(OCCRP) -- Companies that register in Delaware might soon have to identify their owners, as the state is backing federal legislation after a decade of resistance, the Wall Street Journal reported Monday.
If the proposed bill passes in Congress, law-enforcement, anti-corruption groups and watchdog reporters would be able to access ownership information through a Treasury database.
In the US, companies are incorporated at the state level. Congress wants to introduce legislation that would oversee this process.
For a decade, federal legislators have been trying to pass a bill that would make it mandatory for companies to identify their owners at the time of incorporation.
If owners are not identified, this facilitates tax evasion and money laundering. Certain states such as Delaware do not require companies to identify their beneficial owners when they are formed. A disproportionate amount of US companies are registered in the small state of Delaware while operating elsewhere, giving the US the reputation of a tax haven.
Delaware and other states have resisted the federal bill that would require more transparency until earlier this month when Delaware’s Secretary of State endorsed the changes, which are part of a more general overhaul to combat money laundering and terrorism financing.

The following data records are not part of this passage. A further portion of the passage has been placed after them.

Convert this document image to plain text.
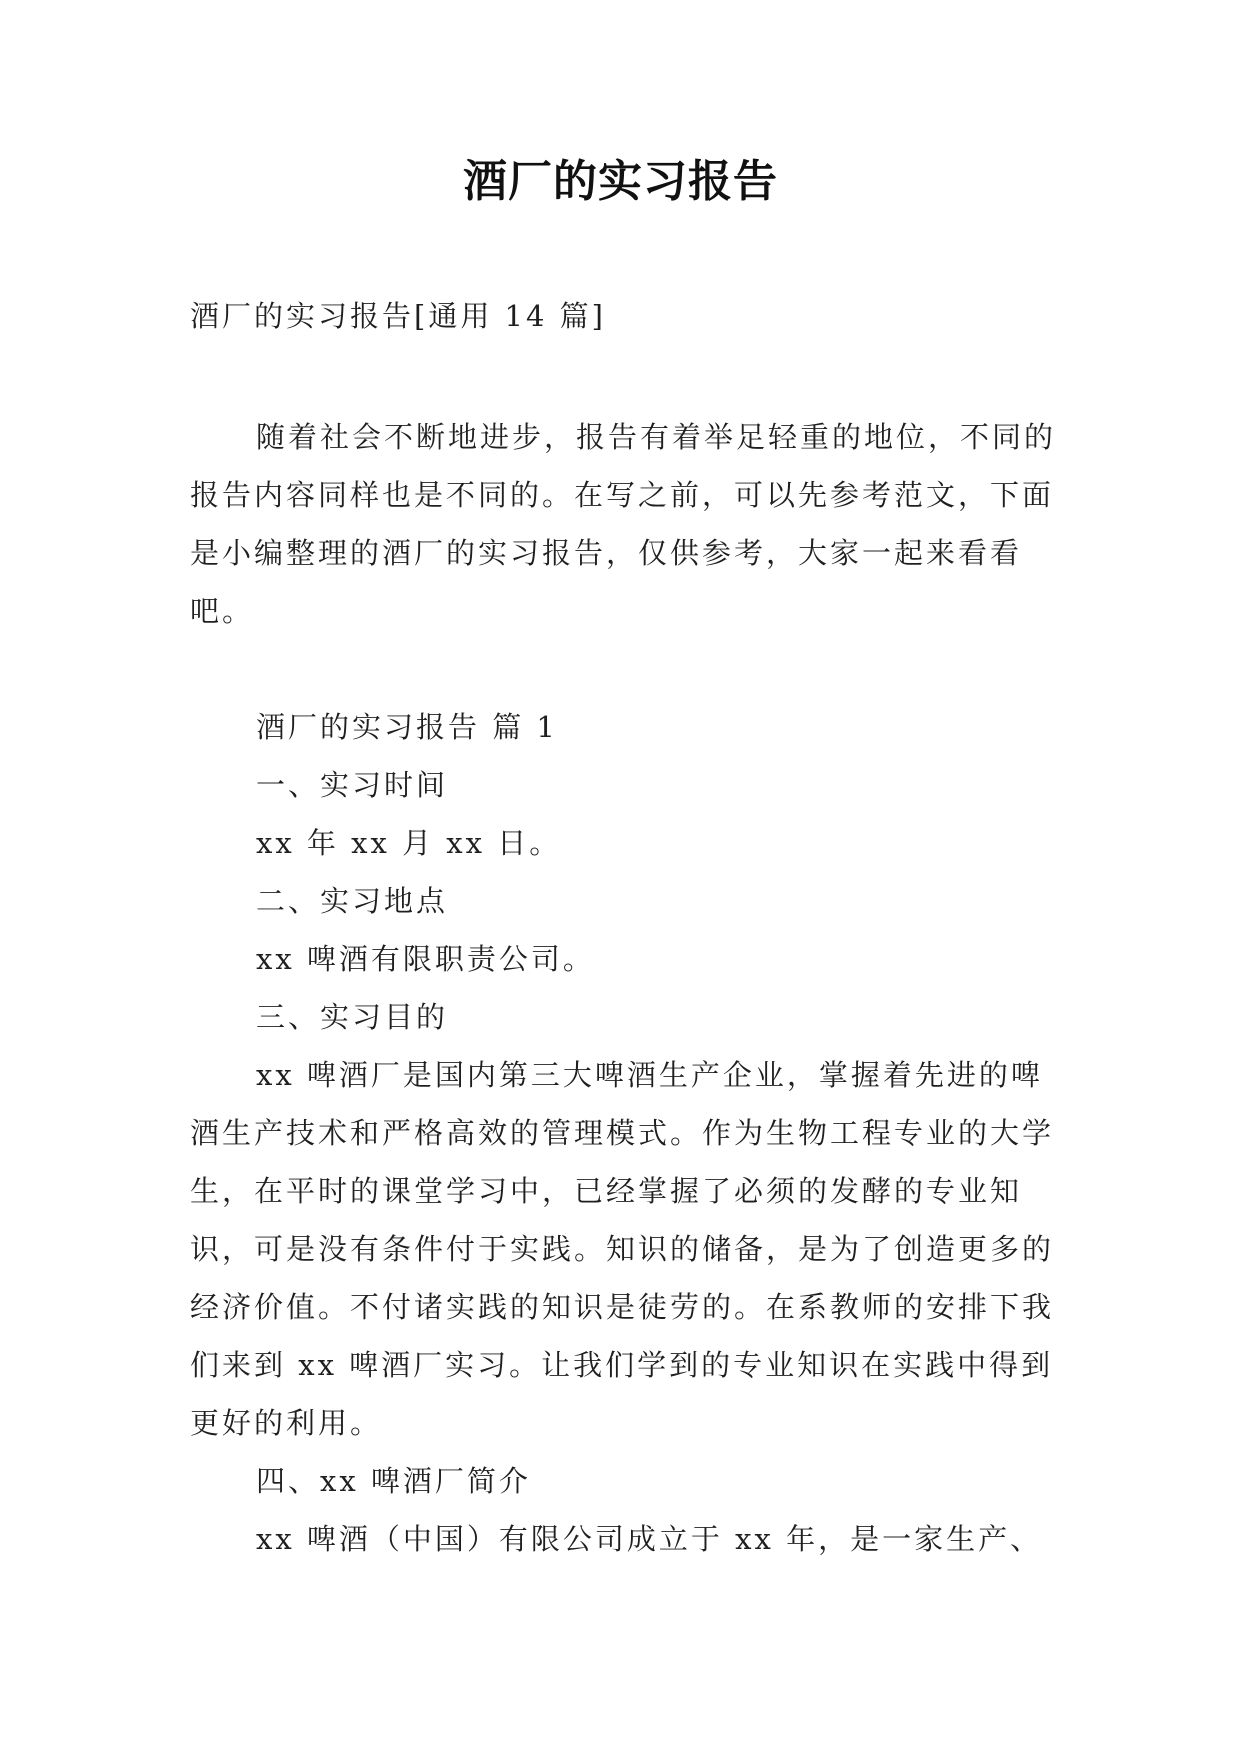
酒厂的实习报告
酒厂的实习报告[通用 14 篇]

随着社会不断地进步，报告有着举足轻重的地位，不同的报告内容同样也是不同的。在写之前，可以先参考范文，下面是小编整理的酒厂的实习报告，仅供参考，大家一起来看看吧。

酒厂的实习报告 篇 1

一、实习时间

xx 年 xx 月 xx 日。

二、实习地点

xx 啤酒有限职责公司。

三、实习目的

xx 啤酒厂是国内第三大啤酒生产企业，掌握着先进的啤酒生产技术和严格高效的管理模式。作为生物工程专业的大学生，在平时的课堂学习中，已经掌握了必须的发酵的专业知识，可是没有条件付于实践。知识的储备，是为了创造更多的经济价值。不付诸实践的知识是徒劳的。在系教师的安排下我们来到 xx 啤酒厂实习。让我们学到的专业知识在实践中得到更好的利用。

四、xx 啤酒厂简介

xx 啤酒（中国）有限公司成立于 xx 年，是一家生产、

Secretary of State Jeffrey Bullock said, “It’s time to get something workable that can actually help law enforcement, and get it passed,” in an interview about the state’s endorsement.
As the state with the most lax rules for incorporation gives it support, the bill is expected to gain more traction, according to the Wall Street Journal.
Other outlets such as Think Progress, however, think the support might be “too little, too late.” Congress has changed the initial proposal so much, that it won’t have the desired effect.
The population of Delaware is under one million and has 1.3 million entities registered. According to multiple studies, it is easier to set up a company in the US than it is to purchase a library card.